C’était une opération secrète, il est donc normal que les officiels jusqu’à Ronald Reagan nient en bloc alors que le scandale éclate à cette même période.
Le fusible était Oliver North. Le responsable du NSC démissiona, John Poindexter, cela souligne l’implication à haut niveau des USA.

7 otages dont 1 échappé + 2 morts + 4 libérations 

Libération de Benjamin Weir 25 jours après la 1ère livraison. Quel heureux hasard.
Lawrence Jenco libéré après une autre livraison. 
Idem pour David Jacobsen. 

Donc 3 libérés en lien avec les ventes d’armes. 

Frank Reed après la fin du scandale Irangate.

19 novembre 1986 - Conférence de presse de Reagan : Admets quelques ventes d’armes mais nie le lien avec les otages. Il admet également négocier la libération des otages avec l’Iran. 

I understand this decision is deeply controversial and that some profoundly disagree with what was done. Even some who support our secret initiative believe it was a mistake to send any weapons to Iran. I understand and I respect those views, but I deeply believe in the correctness of my decision. I was convinced then and I am convinced now that while the risks were great, so, too, was the potential reward. Bringing Iran back into the community of responsible nations, ending its participation in political terror, bringing an end to that terrible war, and bringing our hostages home — these are the causes that justify taking risks.

Trad 

Je comprends que cette décision est profondément controversée et que certains s’y opposent avec véhémence.

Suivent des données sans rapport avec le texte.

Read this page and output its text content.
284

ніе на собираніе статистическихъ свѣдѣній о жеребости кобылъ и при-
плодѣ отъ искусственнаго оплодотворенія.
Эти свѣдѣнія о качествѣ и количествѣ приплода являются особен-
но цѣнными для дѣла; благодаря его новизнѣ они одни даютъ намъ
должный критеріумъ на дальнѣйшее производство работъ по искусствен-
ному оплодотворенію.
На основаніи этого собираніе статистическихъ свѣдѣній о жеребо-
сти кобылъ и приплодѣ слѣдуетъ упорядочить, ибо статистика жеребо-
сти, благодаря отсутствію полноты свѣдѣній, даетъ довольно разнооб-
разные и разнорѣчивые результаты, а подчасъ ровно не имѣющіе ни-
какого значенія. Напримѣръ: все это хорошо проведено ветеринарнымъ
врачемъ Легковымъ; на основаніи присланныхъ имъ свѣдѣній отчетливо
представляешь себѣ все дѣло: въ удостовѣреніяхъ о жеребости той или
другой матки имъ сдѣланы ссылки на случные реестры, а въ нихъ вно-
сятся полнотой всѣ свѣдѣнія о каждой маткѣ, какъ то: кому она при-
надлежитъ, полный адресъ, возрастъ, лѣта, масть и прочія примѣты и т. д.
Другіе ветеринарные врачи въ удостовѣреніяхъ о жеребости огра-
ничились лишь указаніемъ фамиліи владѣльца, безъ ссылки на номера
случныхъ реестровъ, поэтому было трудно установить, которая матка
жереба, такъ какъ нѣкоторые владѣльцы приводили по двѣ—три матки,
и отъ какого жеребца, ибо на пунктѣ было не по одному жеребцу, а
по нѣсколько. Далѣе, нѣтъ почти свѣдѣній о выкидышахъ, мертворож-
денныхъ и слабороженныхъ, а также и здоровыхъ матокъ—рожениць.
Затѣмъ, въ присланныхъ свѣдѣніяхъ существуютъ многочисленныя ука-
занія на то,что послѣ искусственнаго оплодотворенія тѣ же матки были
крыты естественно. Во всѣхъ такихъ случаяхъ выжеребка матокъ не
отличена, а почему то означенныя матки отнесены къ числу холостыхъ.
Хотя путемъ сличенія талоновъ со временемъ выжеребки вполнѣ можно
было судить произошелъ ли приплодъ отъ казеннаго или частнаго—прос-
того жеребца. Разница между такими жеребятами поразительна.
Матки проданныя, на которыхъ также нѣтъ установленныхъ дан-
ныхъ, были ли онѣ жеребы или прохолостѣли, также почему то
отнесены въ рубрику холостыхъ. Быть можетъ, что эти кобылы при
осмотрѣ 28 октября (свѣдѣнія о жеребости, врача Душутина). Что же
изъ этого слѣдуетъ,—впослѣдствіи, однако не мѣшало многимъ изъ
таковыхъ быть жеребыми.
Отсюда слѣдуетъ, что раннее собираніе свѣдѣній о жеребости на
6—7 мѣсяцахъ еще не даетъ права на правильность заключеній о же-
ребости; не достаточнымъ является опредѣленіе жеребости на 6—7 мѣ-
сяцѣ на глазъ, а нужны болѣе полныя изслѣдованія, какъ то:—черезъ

Même parmi ceux qui soutiennent notre initiative secrète, certains estiment qu’il était erroné d’envoyer des armes à l’Iran. Je comprends et je respecte ces points de vue, mais je reste profondément convaincu de la justesse de ma décision. J’étais persuadé à l’époque, et je le suis encore aujourd’hui, que si les risques étaient grands, la récompense potentielle l’était tout autant. Ramener l’Iran au sein de la communauté des nations responsables, mettre fin à sa participation au terrorisme politique, mettre un terme à cette guerre terrible et ramener nos otages à la maison — voilà les causes qui justifient la prise de risques.